Civil society and Indigenous Peoples' organisations will launch a global counter-mobilisation against the UN Food Systems Pre-Summit from 25 to 28 July 2021.
Rome, Italy. 19 July 2021.
Over 300 global civil society organisations of small-scale food producers, researchers and Indigenous Peoples' will gather online (25-28 July) to protest against the UN Food Systems Pre-Summit. The People's Counter-Mobilisation to Transform Corporate Food Systems is the latest in a series of rejections of the UN Food Systems Summit (UNFSS), including a coalition of scientists who petitioned to boycott it.
The People's Autonomous Response to the UNFSS argues that the Summit distracts from the real problems the planet faces at this critical juncture. Resulting from a partnership between the UN and the World Economic Forum (formed by the world's top 1000 corporations), the Summit is disproportionately influenced by corporate actors, and lacks transparency and accountability mechanisms. It diverts energy, critical mass and financial resources away from the real solutions needed to tackle the multiple hunger, climate and health crises.
Globalised, industrialised food systems fail most people, and the Covid-19 pandemic has worsened the situation. According to the 2021 UN Report on the State of Food Security and Nutrition, the number of chronically undernourished people has risen to 811 million, while almost a third of the world's population has no access to adequate food. The Global South still reels from Covid-19, unveiling the entrenched structural power asymmetries, fragility and injustice that underpin the predominant food system.
Over 380 million people make up the transnational movements of peasants and farmers, women, youth, Indigenous Peoples, pastoralists, landless, migrants, fisherfolk, food and agricultural workers, consumers, and urban food insecure joining the protest. They demand a radical transformation of corporate food systems towards a just, inclusive and truly sustainable food system. They equally demand increased participation in existing democratic food governance models, such as the UN Committee for World Food Security (CFS) and its High-Level Panel of Experts (HLPE). The UNFSS threatens to undermine CFS, which is the foremost inclusive intergovernmental international policy-making arena. By exceptionally prioritising a human rights-based approach, the CFS provides a space for the most affected to have their voices heard. Yet the multilateral UN system is being hijacked by corporate interests to legitimise an even more detrimental, technologically-driven and crisis-ridden food system.

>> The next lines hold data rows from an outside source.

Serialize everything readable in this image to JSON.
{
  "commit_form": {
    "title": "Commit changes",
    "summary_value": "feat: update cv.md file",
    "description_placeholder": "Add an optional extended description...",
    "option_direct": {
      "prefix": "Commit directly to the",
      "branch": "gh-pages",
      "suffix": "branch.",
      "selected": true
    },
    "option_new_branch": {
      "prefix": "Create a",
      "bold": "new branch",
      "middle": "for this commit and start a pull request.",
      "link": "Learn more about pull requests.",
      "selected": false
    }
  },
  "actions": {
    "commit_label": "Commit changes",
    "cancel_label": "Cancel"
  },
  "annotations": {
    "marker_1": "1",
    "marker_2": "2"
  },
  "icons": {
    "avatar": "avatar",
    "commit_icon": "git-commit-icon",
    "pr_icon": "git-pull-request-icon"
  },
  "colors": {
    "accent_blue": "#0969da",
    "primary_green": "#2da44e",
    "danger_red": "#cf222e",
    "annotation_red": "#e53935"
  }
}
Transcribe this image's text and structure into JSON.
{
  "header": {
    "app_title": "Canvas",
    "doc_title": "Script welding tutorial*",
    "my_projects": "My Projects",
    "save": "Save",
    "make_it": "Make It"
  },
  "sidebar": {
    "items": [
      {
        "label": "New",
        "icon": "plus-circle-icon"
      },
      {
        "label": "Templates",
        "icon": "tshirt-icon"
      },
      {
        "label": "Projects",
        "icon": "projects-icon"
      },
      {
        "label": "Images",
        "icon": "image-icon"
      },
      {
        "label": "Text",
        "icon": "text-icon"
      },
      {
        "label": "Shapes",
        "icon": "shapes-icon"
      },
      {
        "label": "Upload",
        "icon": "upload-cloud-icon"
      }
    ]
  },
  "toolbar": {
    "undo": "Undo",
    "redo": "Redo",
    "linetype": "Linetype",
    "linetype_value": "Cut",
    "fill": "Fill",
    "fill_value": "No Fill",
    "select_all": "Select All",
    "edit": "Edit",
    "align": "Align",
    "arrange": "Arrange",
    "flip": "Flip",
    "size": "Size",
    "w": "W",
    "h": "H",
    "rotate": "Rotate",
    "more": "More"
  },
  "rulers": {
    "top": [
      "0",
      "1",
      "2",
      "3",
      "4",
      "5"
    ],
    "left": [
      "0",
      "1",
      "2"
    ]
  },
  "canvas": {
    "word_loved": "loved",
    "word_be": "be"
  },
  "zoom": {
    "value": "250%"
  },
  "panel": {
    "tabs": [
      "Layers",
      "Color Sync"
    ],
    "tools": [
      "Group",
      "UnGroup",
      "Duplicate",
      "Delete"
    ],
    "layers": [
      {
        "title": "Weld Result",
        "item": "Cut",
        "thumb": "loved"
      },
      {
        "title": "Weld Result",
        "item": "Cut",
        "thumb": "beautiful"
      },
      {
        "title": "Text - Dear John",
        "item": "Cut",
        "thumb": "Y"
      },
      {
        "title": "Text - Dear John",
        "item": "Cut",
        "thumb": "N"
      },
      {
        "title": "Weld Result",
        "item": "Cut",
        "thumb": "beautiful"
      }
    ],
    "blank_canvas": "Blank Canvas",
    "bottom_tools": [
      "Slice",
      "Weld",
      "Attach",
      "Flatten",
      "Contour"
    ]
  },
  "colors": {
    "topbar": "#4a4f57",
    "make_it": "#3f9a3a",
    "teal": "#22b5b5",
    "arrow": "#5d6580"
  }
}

This counter-mobilisation reflects concerns about the Summit's direction. Despite claims of being a 'People's Summit' and a 'Solutions' Summit, UNFSS facilitates greater corporate concentration, fosters unsustainable globalised value chains, and promotes the influence of agribusiness on public institutions.
False solutions touted by UNFSS include failed models of voluntary corporate sustainability schemes, 'nature-positive' solutions which include risky technologies such as Genetically Modified Organisms and biotechnology, and sustainable intensification of agriculture. They are neither sustainable, nor affordable for small-scale food producers, and do not address structural injustices such as land and resource grabbing, corporate abuse of power, and economic inequality.
The parallel counter-mobilisation will share small-scale food producers and workers' realities, and their visions for a human rights-based and agroecological transformation of food systems, highlighting the importance of food sovereignty, small-scale sustainable agriculture, traditional knowledge, rights to natural resources, and the rights of workers, Indigenous Peoples, women and future generations.
Discussions will centre on real solutions: binding rules for corporate abuses, ending pesticide use, and agroecology as a science, practice and movement.
The program will include the following activities:
25 July 2021: A Global virtual Rally with small-scale food producers and people's voices.
26 July 2021: Three public roundtable discussions on the COVID-19 context, the hunger and climate crises and the Summit's push for corporate capture of governance and science.
27 July 2021: 15 virtual sessions on people's alternatives and visions on food systems.
28 July 2021: A closing panel with the launch of a final statement and a discussion on ways to challenge UNFSS in September.